Why these fields. The visit-goal question splits your audience into browsers, researchers, buyers, and support seekers, and every other answer in the form reads differently depending on that split: a "partly" from a ready-to-buy visitor is lost revenue, while the same answer from a browser is barely a signal. The task-success question drives the form's one branch — anyone who answers "partly" or "no" gets asked where they got stuck and what they expected to find. That phrasing is deliberate: "what were you expecting" surfaces the mental-model mismatch that pure bug reports miss. Ease-of-navigation and design impression are separated on purpose, because a beautiful site can be a maze and an ugly one can be effortless, and conflating them hides which problem you have. Device matters because half of all "can't find it" complaints turn out to be mobile-layout issues, and the optional page URL turns a vague complaint into a reproducible one.

What we left out. Email capture — a feedback widget that asks for contact details collects silence instead. This form works precisely because it is anonymous and instant. We also skipped Net Promoter Score; recommending a website is not a thing visitors actually do, and the question wastes your most valuable seconds.

Who uses this. Content sites link it in the footer, e-commerce teams trigger it on exit-intent or after checkout, and agencies install it on freshly redesigned sites for the first month to catch what the redesign broke.
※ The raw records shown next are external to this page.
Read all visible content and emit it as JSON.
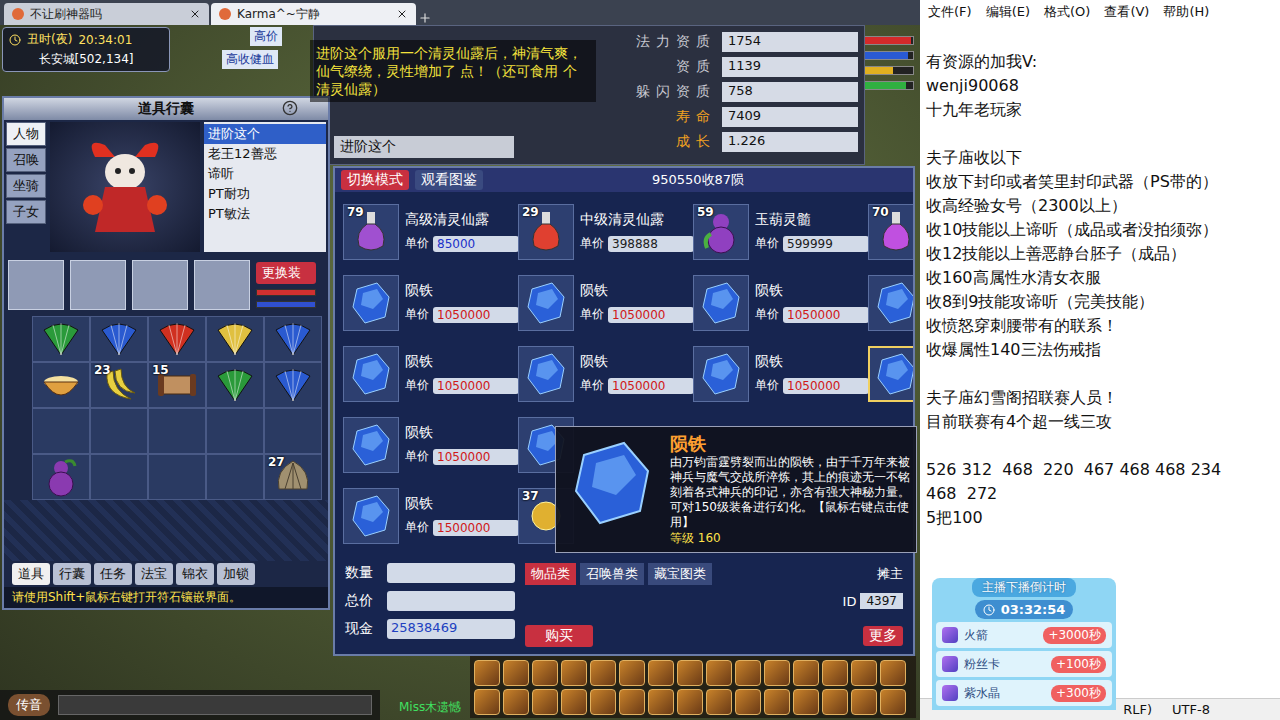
{
  "browser_tabs": [
    {
      "label": "不让刷神器吗",
      "selected": false
    },
    {
      "label": "Karma^~宁静",
      "selected": true
    }
  ],
  "hud": {
    "time": "丑时(夜)",
    "clock": "20:34:01",
    "location": "长安城[502,134]"
  },
  "scene_labels": [
    "高收健血",
    "高价",
    "Miss木遗憾"
  ],
  "status_bars": [
    {
      "color": "#d42a2a",
      "level": 0.95
    },
    {
      "color": "#2a5ad4",
      "level": 0.9
    },
    {
      "color": "#e0b020",
      "level": 0.6
    },
    {
      "color": "#30b040",
      "level": 0.85
    }
  ],
  "inventory": {
    "title": "道具行囊",
    "side_tabs": [
      {
        "label": "人物",
        "selected": true
      },
      {
        "label": "召唤",
        "selected": false
      },
      {
        "label": "坐骑",
        "selected": false
      },
      {
        "label": "子女",
        "selected": false
      }
    ],
    "pets": [
      {
        "label": "进阶这个",
        "selected": true
      },
      {
        "label": "老王12善恶",
        "selected": false
      },
      {
        "label": "谛听",
        "selected": false
      },
      {
        "label": "PT耐功",
        "selected": false
      },
      {
        "label": "PT敏法",
        "selected": false
      }
    ],
    "change_button": "更换装",
    "grid": [
      {
        "kind": "fan",
        "color": "#2a9a3a",
        "count": ""
      },
      {
        "kind": "fan",
        "color": "#2a5ad0",
        "count": ""
      },
      {
        "kind": "fan",
        "color": "#d03020",
        "count": ""
      },
      {
        "kind": "fan",
        "color": "#e0c040",
        "count": ""
      },
      {
        "kind": "fan",
        "color": "#2a5ad0",
        "count": ""
      },
      {
        "kind": "bowl",
        "color": "#e0a040",
        "count": ""
      },
      {
        "kind": "banana",
        "color": "#e8d040",
        "count": "23"
      },
      {
        "kind": "scroll",
        "color": "#c09060",
        "count": "15"
      },
      {
        "kind": "fan",
        "color": "#2a9a3a",
        "count": ""
      },
      {
        "kind": "fan",
        "color": "#2a5ad0",
        "count": ""
      },
      {
        "kind": "empty",
        "color": "",
        "count": ""
      },
      {
        "kind": "empty",
        "color": "",
        "count": ""
      },
      {
        "kind": "empty",
        "color": "",
        "count": ""
      },
      {
        "kind": "empty",
        "color": "",
        "count": ""
      },
      {
        "kind": "empty",
        "color": "",
        "count": ""
      },
      {
        "kind": "gourd",
        "color": "#8a3ab0",
        "count": ""
      },
      {
        "kind": "empty",
        "color": "",
        "count": ""
      },
      {
        "kind": "empty",
        "color": "",
        "count": ""
      },
      {
        "kind": "empty",
        "color": "",
        "count": ""
      },
      {
        "kind": "shell",
        "color": "#a09070",
        "count": "27"
      }
    ],
    "bottom_tabs": [
      {
        "label": "道具",
        "selected": true
      },
      {
        "label": "行囊",
        "selected": false
      },
      {
        "label": "任务",
        "selected": false
      },
      {
        "label": "法宝",
        "selected": false
      },
      {
        "label": "锦衣",
        "selected": false
      },
      {
        "label": "加锁",
        "selected": false
      }
    ],
    "hint": "请使用Shift+鼠标右键打开符石镶嵌界面。"
  },
  "pet_stats": {
    "name_box": "进阶这个",
    "rows": [
      {
        "label": "法力资质",
        "value": "1754",
        "color": "#c8c8d0"
      },
      {
        "label": "资质",
        "value": "1139",
        "color": "#c8c8d0"
      },
      {
        "label": "躲闪资质",
        "value": "758",
        "color": "#c8c8d0"
      },
      {
        "label": "寿命",
        "value": "7409",
        "color": "#f0a020"
      },
      {
        "label": "成长",
        "value": "1.226",
        "color": "#f0a020"
      }
    ]
  },
  "message": "进阶这个服用一个清灵仙露后，神清气爽，仙气缭绕，灵性增加了 点！（还可食用 个清灵仙露）",
  "market": {
    "mode_button": "切换模式",
    "catalog_button": "观看图鉴",
    "title": "950550收87陨",
    "price_label": "单价",
    "items": [
      {
        "kind": "vial",
        "color": "#a050d0",
        "count": "79",
        "name": "高级清灵仙露",
        "price": "85000",
        "price_color": "#1a30c8",
        "selected": false
      },
      {
        "kind": "vial",
        "color": "#e04030",
        "count": "29",
        "name": "中级清灵仙露",
        "price": "398888",
        "price_color": "#202020",
        "selected": false
      },
      {
        "kind": "gourd",
        "color": "#9040c0",
        "count": "59",
        "name": "玉葫灵髓",
        "price": "599999",
        "price_color": "#202020",
        "selected": false
      },
      {
        "kind": "vial",
        "color": "#c050e0",
        "count": "70",
        "name": "",
        "price": "",
        "price_color": "",
        "selected": false
      },
      {
        "kind": "ore",
        "color": "#2a60d8",
        "count": "",
        "name": "陨铁",
        "price": "1050000",
        "price_color": "#d01818",
        "selected": false
      },
      {
        "kind": "ore",
        "color": "#2a60d8",
        "count": "",
        "name": "陨铁",
        "price": "1050000",
        "price_color": "#d01818",
        "selected": false
      },
      {
        "kind": "ore",
        "color": "#2a60d8",
        "count": "",
        "name": "陨铁",
        "price": "1050000",
        "price_color": "#d01818",
        "selected": false
      },
      {
        "kind": "ore",
        "color": "#2a60d8",
        "count": "",
        "name": "",
        "price": "",
        "price_color": "",
        "selected": false
      },
      {
        "kind": "ore",
        "color": "#2a60d8",
        "count": "",
        "name": "陨铁",
        "price": "1050000",
        "price_color": "#d01818",
        "selected": false
      },
      {
        "kind": "ore",
        "color": "#2a60d8",
        "count": "",
        "name": "陨铁",
        "price": "1050000",
        "price_color": "#d01818",
        "selected": false
      },
      {
        "kind": "ore",
        "color": "#2a60d8",
        "count": "",
        "name": "陨铁",
        "price": "1050000",
        "price_color": "#d01818",
        "selected": false
      },
      {
        "kind": "ore",
        "color": "#2a60d8",
        "count": "",
        "name": "",
        "price": "",
        "price_color": "",
        "selected": true
      },
      {
        "kind": "ore",
        "color": "#2a60d8",
        "count": "",
        "name": "陨铁",
        "price": "1050000",
        "price_color": "#d01818",
        "selected": false
      },
      {
        "kind": "ore",
        "color": "#2a60d8",
        "count": "",
        "name": "",
        "price": "",
        "price_color": "",
        "selected": false
      },
      {
        "kind": "empty",
        "color": "",
        "count": "",
        "name": "",
        "price": "",
        "price_color": "",
        "selected": false
      },
      {
        "kind": "empty",
        "color": "",
        "count": "",
        "name": "",
        "price": "",
        "price_color": "",
        "selected": false
      },
      {
        "kind": "ore",
        "color": "#2a60d8",
        "count": "",
        "name": "陨铁",
        "price": "1500000",
        "price_color": "#d01818",
        "selected": false
      },
      {
        "kind": "ball",
        "color": "#e0b030",
        "count": "37",
        "name": "",
        "price": "",
        "price_color": "",
        "selected": false
      },
      {
        "kind": "empty",
        "color": "",
        "count": "",
        "name": "",
        "price": "",
        "price_color": "",
        "selected": false
      },
      {
        "kind": "empty",
        "color": "",
        "count": "",
        "name": "",
        "price": "",
        "price_color": "",
        "selected": false
      }
    ],
    "footer": {
      "quantity_label": "数量",
      "total_label": "总价",
      "cash_label": "现金",
      "cash": "25838469",
      "buy": "购买",
      "categories": [
        {
          "label": "物品类",
          "selected": true
        },
        {
          "label": "召唤兽类",
          "selected": false
        },
        {
          "label": "藏宝图类",
          "selected": false
        }
      ],
      "owner": "摊主",
      "id_label": "ID",
      "id": "4397",
      "more": "更多"
    }
  },
  "tooltip": {
    "title": "陨铁",
    "description": "由万钧雷霆劈裂而出的陨铁，由于千万年来被神兵与魔气交战所淬炼，其上的痕迹无一不铭刻着各式神兵的印记，亦含有强大神秘力量。可对150级装备进行幻化。【鼠标右键点击使用】",
    "level_label": "等级",
    "level": "160"
  },
  "chat": {
    "voice_button": "传音"
  },
  "notepad": {
    "menu": [
      "文件(F)",
      "编辑(E)",
      "格式(O)",
      "查看(V)",
      "帮助(H)"
    ],
    "lines": [
      "有资源的加我V:",
      "wenji90068",
      "十九年老玩家",
      "",
      "夫子庙收以下",
      "收放下封印或者笑里封印武器（PS带的）",
      "收高经验女号（2300以上）",
      "收10技能以上谛听（成品或者没拍须弥）",
      "收12技能以上善恶静台胚子（成品）",
      "收160高属性水清女衣服",
      "收8到9技能攻谛听（完美技能）",
      "收愤怒穿刺腰带有的联系！",
      "收爆属性140三法伤戒指",
      "",
      "夫子庙幻雪阁招联赛人员！",
      "目前联赛有4个超一线三攻",
      "",
      "526 312  468  220  467 468 468 234",
      "468  272",
      "5把100"
    ],
    "status": [
      "RLF)",
      "UTF-8"
    ]
  },
  "countdown": {
    "title": "主播下播倒计时",
    "time": "03:32:54",
    "gifts": [
      {
        "name": "火箭",
        "bonus": "+3000秒"
      },
      {
        "name": "粉丝卡",
        "bonus": "+100秒"
      },
      {
        "name": "紫水晶",
        "bonus": "+300秒"
      }
    ]
  }
}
Make it yours. Embed it as a popup so it can be summoned from a persistent "Feedback" button — the Share page has all three embed snippets. Rewrite the goal options to match your site's actual jobs (a docs site might use "find an API reference" and "debug an error"). Responses export to CSV with timestamps, so you can line stuck-point reports up against your deploy history and catch regressions the same week they ship.

Read the partials too. Because responses are captured as people type, a visitor who selects "ready to buy", answers "no" on task success, and then abandons the form has still told you something urgent — arguably more urgent than a completed submission. Skim partial responses weekly; the questions people quit on are themselves a map of where patience runs out on your site.

Frequently asked questions

Visitors will not fill in long forms — how short is this really?

Two required taps. Everything else is optional, and the stuck-point question only appears for people who failed their task, which is exactly who has something to say.

Can I put this on every page of my site?

Yes — use the popup embed behind a fixed "Feedback" button, or the inline embed in your footer. Both snippets are on the Share page and inherit your form theme.

How do I stop bots from spamming an open anonymous form?

Spam defense is layered and automatic: a honeypot field, submission-timing analysis, and an invisible proof-of-work challenge that engages only when traffic looks abusive.

Can I tell which page the feedback came from?

The optional URL field captures it explicitly. Respondents who skip it still give you the goal, outcome, and device answers, which narrows most issues quickly.